A Tier 3 Woodworker commonly keeps tables, chairs, benches, shelves, cabinets, shutters, doors, window frames, bed frames, storage chests, counters, crates, barrel parts, wagon panels, cart rails, stair parts, desk frames, market stall pieces, reinforced tool handles, firearm stocks, ship fittings, travel chests, repair planks, glue, nails, dowels, clamps, and partially finished commissions for homes, inns, shops, carts, docks, warehouses, and offices. Their stock is usually broader, heavier, and more project-focused than that of a Tier 2 Joiner.
Their working style is disciplined, plan-driven, and fit-focused. A Tier 3 Woodworker thinks in terms of load, weather, wear, movement, and long-term stability before cutting into good stock. They waste less timber, produce cleaner joints, and manage larger custom jobs with better sequencing than lesser workers. Their goal is not luxury ornament first. It is durable construction, good fit, and dependable service life.
What defines this subtype is high-value wooden utility. Tier 3 Woodworkers support the built and furnished parts of a flintlock society: homes, inns, warehouses, carts, shutters, counters, stairways, storage systems, docks, and workshops. Their work serves merchants, taverns, officers, builders, transport workers, shipyards, landowners, and anyone who needs wood goods that fit properly and survive hard use. They are valued not just for stock on hand, but for judgment and reliable custom work.
Tier 3 Woodworkers usually work from major carpentry shops, guild-backed workshops, dockside yards, wagon works, building-support shops, or large town workhouses with apprentices, assistants, and steady supply chains. Their space is organized around benches, sawhorses, timber racks, planing tables, glue stations, tool walls, stock ledgers, and sections for active commissions. A successful operation often functions as both workshop and contract supplier.

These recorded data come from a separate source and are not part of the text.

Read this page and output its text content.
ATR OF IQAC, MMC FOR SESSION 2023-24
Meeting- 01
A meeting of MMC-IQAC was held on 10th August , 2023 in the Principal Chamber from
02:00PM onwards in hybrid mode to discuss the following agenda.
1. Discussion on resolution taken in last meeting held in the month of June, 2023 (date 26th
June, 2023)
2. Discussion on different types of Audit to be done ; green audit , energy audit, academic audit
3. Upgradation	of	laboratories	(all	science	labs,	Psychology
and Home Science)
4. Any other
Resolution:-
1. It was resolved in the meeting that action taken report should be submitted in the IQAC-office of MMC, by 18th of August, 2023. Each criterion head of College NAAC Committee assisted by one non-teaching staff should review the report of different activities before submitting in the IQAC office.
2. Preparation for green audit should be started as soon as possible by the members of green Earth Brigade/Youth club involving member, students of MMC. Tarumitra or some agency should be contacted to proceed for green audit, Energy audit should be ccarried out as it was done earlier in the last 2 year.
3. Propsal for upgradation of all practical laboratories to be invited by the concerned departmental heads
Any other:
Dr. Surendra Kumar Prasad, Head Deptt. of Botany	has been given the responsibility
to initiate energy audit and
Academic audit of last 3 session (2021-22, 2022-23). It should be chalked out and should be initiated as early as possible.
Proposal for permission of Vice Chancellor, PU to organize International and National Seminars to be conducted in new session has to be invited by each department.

These creatures are commonly found as master joiners, furniture workshop heads, cart and wagon wood specialists, dock carpenters, cabinet workers, building-support carpenters, stock-makers, or practical timber masters trusted with costly and visible work. In larger settlements, they are often the people called when the item must fit correctly, look respectable, and endure years of use.
A Tier 3 Woodworker holds real professional status. Merchants seek their contracts, households want their reliability, builders depend on their output, and other trades often rely on their fitted pieces to complete larger jobs. They may not be aristocratic, but they carry economic weight because their work supports how people live, store goods, travel, and conduct business.
Tier 3 represents a woodworker that has grown into a major merchant-artisan. The core traits—cutting, shaping, joining, practical inventory, and wooden utility—have matured into authority, higher-value output, and meaningful commercial importance. This is no longer just a joiner. It is a master joiner whose work helps define the comfort, function, and durability of a settlement.